Another trial of cetuximab added it to pemetrexed, Tsao continued. As reported at the 2009 ASCO Annual Meeting, the CALGB 30407 trial tested the combination of carboplatin-pemetrexed vs. carboplatin-pemetrexed-cetuximab in patients with squamous cell carcinoma or NSCLC (Govindan et al, Abstract 7505).
“Cetuximab didn't add much,” she said. The median failure-free survival was 13 months for patients receiving carboplatin-pemetrexed vs. 12 months for those in the carboplatin-pemetrexed-cetuximab group, and overall response rates were 28 and 34 percent, respectively. There was a statistically significant advantage in patients with NSCLC vs. squamous cell carcinoma. “We think squamous cell carcinoma has an intrinsic mechanism of resistance to pemetrexed,” she said.
Use of cetuximab in combination with chemotherapy and radiation for locoregionally advanced NSCLC remains investigational, but identification of a predictive biomarker would be beneficial, she added. Meanwhile, cetuximab is not likely to be widely used in stage III NSCLC.
Gefitinib was another agent with disappointing results in NSCLC. SWOG 0023, with patients with unresected IIIA or IIIB NSCLC, showed that gefitinib maintenance therapy after concurrent chemoradiation (cisplatin, etoposide, and 61 Gy radiotherapy) and docetaxel consolidation therapy improved neither progression-free or overall survival compared with placebo. “In fact, it is possible that gefitinib may have a detrimental effect,” Tsao said, adding, though, that this remains under investigation.

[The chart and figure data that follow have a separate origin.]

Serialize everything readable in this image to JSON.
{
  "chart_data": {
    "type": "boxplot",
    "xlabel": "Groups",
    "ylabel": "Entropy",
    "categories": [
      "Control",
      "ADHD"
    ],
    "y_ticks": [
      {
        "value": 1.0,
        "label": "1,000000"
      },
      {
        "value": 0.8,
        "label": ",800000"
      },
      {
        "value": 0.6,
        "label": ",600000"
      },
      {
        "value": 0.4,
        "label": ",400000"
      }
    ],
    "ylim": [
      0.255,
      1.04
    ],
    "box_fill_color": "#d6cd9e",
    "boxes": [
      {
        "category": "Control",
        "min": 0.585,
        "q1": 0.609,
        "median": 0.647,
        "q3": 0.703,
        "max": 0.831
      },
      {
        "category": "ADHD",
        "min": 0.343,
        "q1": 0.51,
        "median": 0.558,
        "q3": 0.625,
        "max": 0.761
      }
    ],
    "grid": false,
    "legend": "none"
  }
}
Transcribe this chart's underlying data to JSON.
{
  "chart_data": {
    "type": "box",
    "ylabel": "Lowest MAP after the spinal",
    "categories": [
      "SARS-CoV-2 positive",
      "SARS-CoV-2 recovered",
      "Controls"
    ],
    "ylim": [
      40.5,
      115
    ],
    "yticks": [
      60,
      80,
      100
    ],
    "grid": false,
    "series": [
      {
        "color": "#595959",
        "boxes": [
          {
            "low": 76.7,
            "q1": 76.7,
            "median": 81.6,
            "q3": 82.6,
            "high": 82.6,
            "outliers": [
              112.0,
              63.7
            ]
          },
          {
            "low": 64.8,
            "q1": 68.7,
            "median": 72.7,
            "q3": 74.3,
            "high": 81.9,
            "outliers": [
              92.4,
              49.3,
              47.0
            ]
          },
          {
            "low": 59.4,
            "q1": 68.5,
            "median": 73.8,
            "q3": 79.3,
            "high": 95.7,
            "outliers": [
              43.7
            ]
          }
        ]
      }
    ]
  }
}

But, long-term survival results were shown to be impressive with maintenance gefitinib in the SWOG 9504 trial for patients with stage IIIB NSCLC—“Certain subsets of stage IIIB can have a survival range of 20 to 37 percent,” she said. “Confirmatory randomized trials are needed, but cisplatin/etoposide given concurrently with radiation followed by docetaxel for three cycles is an appropriate regimen to use in stage IIIB NSCLC.”
Finally, she said, AE-941, a standardized cartilage extract from dogfish shark, has not been shown to be beneficial in lung carcinoma, even though preclinical data had given support for its having antiangiogenic and antitumor activity.